In the 2015 Maine KIDS COUNT Data Book released last month, we revealed that despite some positive improvements, Maine’s policies and practices are still not working for children, youth and families. Many of our children are experiencing severe economic, academic and health-related challenges that threaten their future and the future of our state.
- 46,645 children under the age of 18 live in poverty
- 13,429 children under the age of 5 live in poverty
- 108,000 children live in low-income families
With so many Maine children paying the price for statewide economic hardships, our kids rely on essential programs like SNAP and TANF. However, despite increased child poverty rates in Maine, the number of children receiving these TANF and SNAP benefits has decreased. This means fewer children have access to this critical support.
- 36 percent of 4th grade students score at or above reading proficiency levels
- 35 percent of 8th grade students at or above math proficiency levels
- 23 percent of Maine’s low-income 4th grade students meet or exceed the reading proficiency levels, compared to 48 percent of their peers.
While Maine children are already struggling to meet academic proficiency levels that predict future success, Maine’s students from low-income families are sliding even further behind. By age nine, many children from low-income families are already behind their peers after only four years of school. The achievement gap can only widen from here.

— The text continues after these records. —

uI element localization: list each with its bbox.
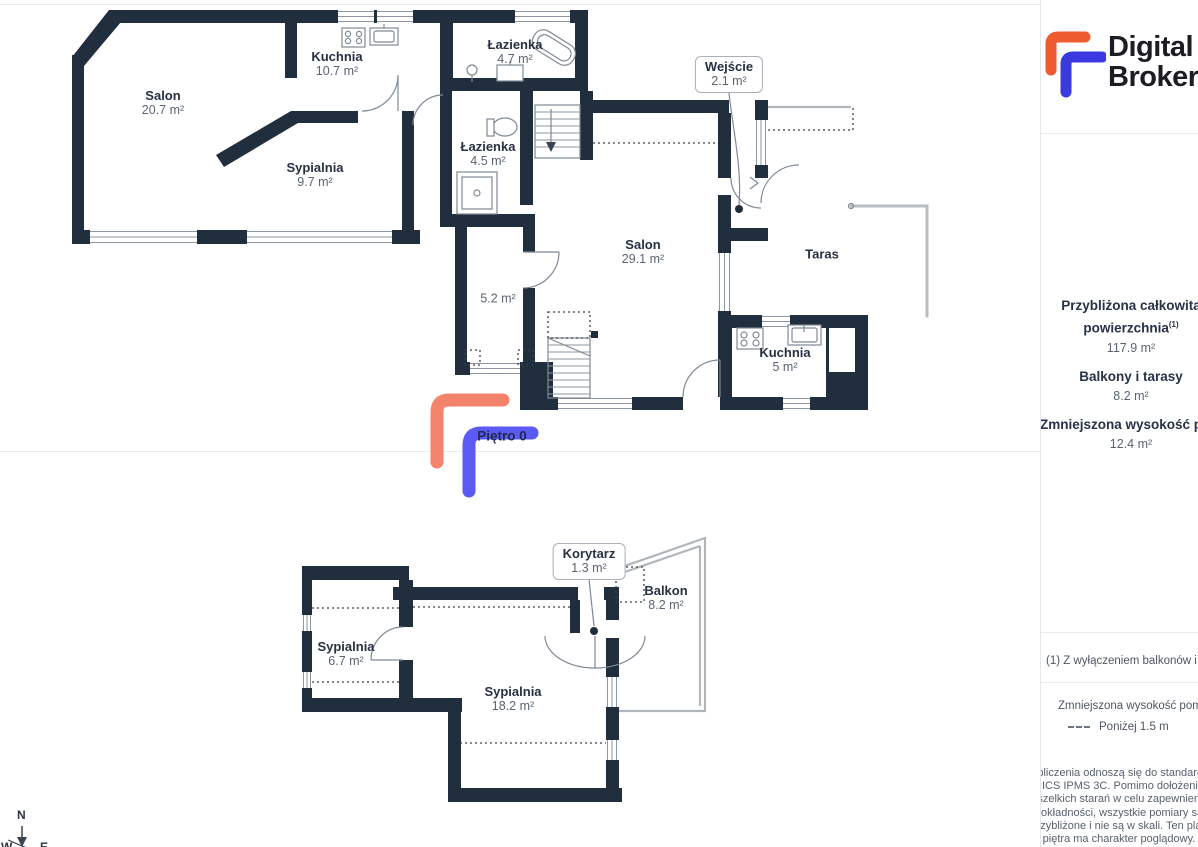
compass-north-label: N: [17, 808, 26, 822]
balcony-outline: [619, 538, 705, 711]
legend-item-label: Poniżej 1.5 m: [1099, 721, 1169, 733]
room-label-salon-duzy: Salon 29.1 m²: [622, 237, 664, 267]
digital-broker-logo-text: Digital Broker: [1108, 32, 1198, 92]
stove-icon: [342, 28, 365, 47]
room-label-sypialnia-duza: Sypialnia 18.2 m²: [484, 684, 541, 714]
kitchen-sink-icon-2: [788, 325, 821, 345]
summary-balconies-value: 8.2 m²: [1040, 389, 1198, 403]
floor-marker-brackets: [437, 400, 532, 491]
floorplan-viewer-page: Salon 20.7 m² Kuchnia 10.7 m² Sypialnia …: [0, 0, 1198, 847]
compass-west-label: W: [1, 840, 12, 847]
summary-reduced-height: Zmniejszona wysokość pomieszczeń 12.4 m²: [1040, 415, 1198, 451]
wejscie-callout: Wejście 2.1 m²: [695, 56, 763, 93]
legend-row: Poniżej 1.5 m: [1068, 721, 1169, 733]
stairs-up: [548, 331, 598, 398]
sidebar-divider: [1041, 632, 1198, 633]
korytarz-marker-dot: [590, 627, 598, 635]
room-label-balkon: Balkon 8.2 m²: [644, 583, 687, 613]
toilet-icon: [487, 118, 517, 136]
digital-broker-logo-icon: [1042, 28, 1106, 108]
terrace-railing: [849, 204, 928, 317]
sidebar-divider: [1041, 133, 1198, 134]
sidebar-divider: [1041, 682, 1198, 683]
floorplan-drawing: [0, 0, 1040, 847]
floor-label: Piętro 0: [477, 429, 527, 444]
room-label-lazienka-dolna: Łazienka 4.5 m²: [461, 139, 516, 169]
room-label-sypialnia-mala: Sypialnia 6.7 m²: [317, 639, 374, 669]
summary-balconies: Balkony i tarasy 8.2 m²: [1040, 367, 1198, 403]
stairs-down: [535, 105, 580, 158]
room-label-taras: Taras: [805, 247, 839, 262]
bottom-plan-walls: [302, 566, 622, 802]
dashed-line-icon: [1068, 726, 1090, 728]
summary-total-area: Przybliżona całkowita powierzchnia(1) 11…: [1040, 296, 1198, 355]
korytarz-callout: Korytarz 1.3 m²: [553, 543, 626, 580]
sidebar-left-border: [1040, 0, 1041, 847]
compass-east-label: E: [40, 840, 48, 847]
entrance-marker-dot: [735, 205, 743, 213]
summary-reduced-height-value: 12.4 m²: [1040, 437, 1198, 451]
korytarz-leader-line: [589, 579, 594, 626]
summary-total-area-value: 117.9 m²: [1040, 341, 1198, 355]
room-label-korytarz-parter: 5.2 m²: [480, 292, 515, 307]
room-label-sypialnia: Sypialnia 9.7 m²: [286, 160, 343, 190]
footnote-marker: (1): [1169, 320, 1179, 329]
shower-icon: [457, 172, 497, 214]
room-label-salon: Salon 20.7 m²: [142, 88, 184, 118]
disclaimer-text: Obliczenia odnoszą się do standardu RICS…: [1040, 767, 1198, 846]
summary-total-area-label: powierzchnia: [1083, 321, 1169, 336]
kitchen-sink-icon: [370, 24, 398, 45]
room-label-kuchnia-mala: Kuchnia 5 m²: [759, 345, 810, 375]
info-sidebar: Digital Broker Przybliżona całkowita pow…: [1040, 0, 1198, 847]
legend-title: Zmniejszona wysokość pomieszczeń: [1058, 700, 1198, 712]
room-label-lazienka-gorna: Łazienka 4.7 m²: [488, 37, 543, 67]
sidebar-footnote: (1) Z wyłączeniem balkonów i tarasów: [1046, 655, 1198, 667]
room-label-kuchnia: Kuchnia 10.7 m²: [311, 49, 362, 79]
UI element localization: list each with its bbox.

- 14,954 children without health insurance
- 66,832 children who experienced two or more adverse experiences
- 15,443 children who have been told by doctor they have depression
Preventative health care plays a critical role in ensuring that healthy children can grow up to become healthy adults. Without health care coverage, many children just don’t have access to the preventative care they desperately need. The increased rate of uninsured children in Maine is cause for serious concern as the national rate of uninsured children is on the decline.

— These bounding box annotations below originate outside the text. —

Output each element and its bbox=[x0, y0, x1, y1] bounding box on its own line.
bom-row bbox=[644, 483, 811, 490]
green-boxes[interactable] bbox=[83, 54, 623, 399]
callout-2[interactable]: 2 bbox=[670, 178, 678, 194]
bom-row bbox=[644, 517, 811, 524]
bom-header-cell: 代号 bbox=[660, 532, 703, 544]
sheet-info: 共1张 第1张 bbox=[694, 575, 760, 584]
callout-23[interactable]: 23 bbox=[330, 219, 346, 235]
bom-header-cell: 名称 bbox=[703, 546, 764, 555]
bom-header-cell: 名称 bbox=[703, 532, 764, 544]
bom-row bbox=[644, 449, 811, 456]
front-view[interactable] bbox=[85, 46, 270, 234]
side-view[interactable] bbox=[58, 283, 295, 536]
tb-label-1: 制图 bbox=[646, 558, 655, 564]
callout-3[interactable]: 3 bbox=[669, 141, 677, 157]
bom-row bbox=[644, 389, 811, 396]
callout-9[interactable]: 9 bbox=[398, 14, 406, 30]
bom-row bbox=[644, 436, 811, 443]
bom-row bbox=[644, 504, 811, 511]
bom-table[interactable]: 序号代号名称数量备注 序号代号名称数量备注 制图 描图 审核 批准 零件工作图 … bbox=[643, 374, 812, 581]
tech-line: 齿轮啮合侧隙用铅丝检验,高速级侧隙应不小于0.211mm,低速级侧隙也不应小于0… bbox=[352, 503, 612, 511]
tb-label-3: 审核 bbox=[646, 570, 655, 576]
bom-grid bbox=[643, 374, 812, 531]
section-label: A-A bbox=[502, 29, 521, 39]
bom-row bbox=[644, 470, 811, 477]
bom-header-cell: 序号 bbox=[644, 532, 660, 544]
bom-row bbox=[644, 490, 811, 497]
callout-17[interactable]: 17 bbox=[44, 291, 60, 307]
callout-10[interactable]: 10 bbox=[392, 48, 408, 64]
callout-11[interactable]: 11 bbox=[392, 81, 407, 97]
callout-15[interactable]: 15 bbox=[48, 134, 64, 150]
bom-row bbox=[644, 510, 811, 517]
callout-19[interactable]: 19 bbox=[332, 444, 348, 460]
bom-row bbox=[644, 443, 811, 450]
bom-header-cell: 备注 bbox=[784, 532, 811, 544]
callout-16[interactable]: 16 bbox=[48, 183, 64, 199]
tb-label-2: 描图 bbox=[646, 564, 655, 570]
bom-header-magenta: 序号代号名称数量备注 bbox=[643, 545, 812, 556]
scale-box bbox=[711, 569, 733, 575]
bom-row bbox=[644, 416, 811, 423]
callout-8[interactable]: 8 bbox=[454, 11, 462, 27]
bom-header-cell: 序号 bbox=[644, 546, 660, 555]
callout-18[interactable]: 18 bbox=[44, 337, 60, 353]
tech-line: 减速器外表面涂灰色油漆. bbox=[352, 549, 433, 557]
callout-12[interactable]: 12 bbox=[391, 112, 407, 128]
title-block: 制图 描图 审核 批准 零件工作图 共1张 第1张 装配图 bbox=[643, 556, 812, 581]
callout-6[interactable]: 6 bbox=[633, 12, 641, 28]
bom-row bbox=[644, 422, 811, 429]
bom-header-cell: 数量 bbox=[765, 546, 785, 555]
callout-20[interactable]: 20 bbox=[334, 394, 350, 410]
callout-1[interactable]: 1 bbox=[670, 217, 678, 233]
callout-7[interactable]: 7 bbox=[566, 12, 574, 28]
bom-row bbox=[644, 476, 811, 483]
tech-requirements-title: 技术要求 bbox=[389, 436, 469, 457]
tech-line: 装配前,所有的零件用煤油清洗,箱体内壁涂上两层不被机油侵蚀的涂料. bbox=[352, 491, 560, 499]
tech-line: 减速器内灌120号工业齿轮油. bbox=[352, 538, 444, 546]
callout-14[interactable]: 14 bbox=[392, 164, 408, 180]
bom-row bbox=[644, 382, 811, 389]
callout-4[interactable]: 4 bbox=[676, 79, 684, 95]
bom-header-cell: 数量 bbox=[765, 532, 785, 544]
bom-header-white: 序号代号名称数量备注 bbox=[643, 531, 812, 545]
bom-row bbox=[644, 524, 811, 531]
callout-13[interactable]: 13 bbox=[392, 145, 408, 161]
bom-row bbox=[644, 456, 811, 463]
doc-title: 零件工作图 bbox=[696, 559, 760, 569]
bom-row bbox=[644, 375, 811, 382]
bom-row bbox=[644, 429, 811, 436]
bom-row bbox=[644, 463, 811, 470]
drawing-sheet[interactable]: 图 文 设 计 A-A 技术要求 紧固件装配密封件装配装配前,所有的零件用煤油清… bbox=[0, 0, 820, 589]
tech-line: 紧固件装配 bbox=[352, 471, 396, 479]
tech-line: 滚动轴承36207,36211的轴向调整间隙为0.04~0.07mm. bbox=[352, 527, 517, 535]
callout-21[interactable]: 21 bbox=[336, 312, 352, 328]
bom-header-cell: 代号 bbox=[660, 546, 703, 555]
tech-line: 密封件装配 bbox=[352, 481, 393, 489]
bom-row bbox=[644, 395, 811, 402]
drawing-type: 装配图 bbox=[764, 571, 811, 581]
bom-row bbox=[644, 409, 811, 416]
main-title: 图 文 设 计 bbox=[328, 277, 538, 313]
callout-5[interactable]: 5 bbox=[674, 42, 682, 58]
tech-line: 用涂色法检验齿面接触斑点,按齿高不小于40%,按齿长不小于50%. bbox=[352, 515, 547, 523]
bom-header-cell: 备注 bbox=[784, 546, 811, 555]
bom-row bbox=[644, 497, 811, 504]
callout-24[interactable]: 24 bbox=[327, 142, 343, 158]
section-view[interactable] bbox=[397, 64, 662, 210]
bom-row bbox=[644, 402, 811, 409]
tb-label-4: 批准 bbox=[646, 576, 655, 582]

One thing we know for sure: health care coverage for children and parents is linked. When parents are uninsured, it is more likely that their children will also be uninsured, even if the children themselves are eligible for insurance coverage. Too many of Maine’s uninsured children are eligible for coverage under MaineCare but are not enrolled.
Fortunately, instead of dwelling on this troubling news, advocates and lawmakers alike can use this information to set a data-driven agenda that better serves Maine kids. Already, we have seen tremendous improvements to childhood immunization rates, number of children using tobacco and participating in underage drinking. Now, let’s approach these the next set of challenges with renewed energy and resolve to work together to move the needle on these pressing issues.
With each new edition of the Maine KIDS COUNT Data Book, our goal is to make Maine a better place to be a kid. However, just releasing the data is not enough; change requires action. So let’s not take this New Year for granted.
In 2016, let’s join together and use the KIDS COUNT Data Book to inform, educate and act to create a Maine that works for children, youth and families.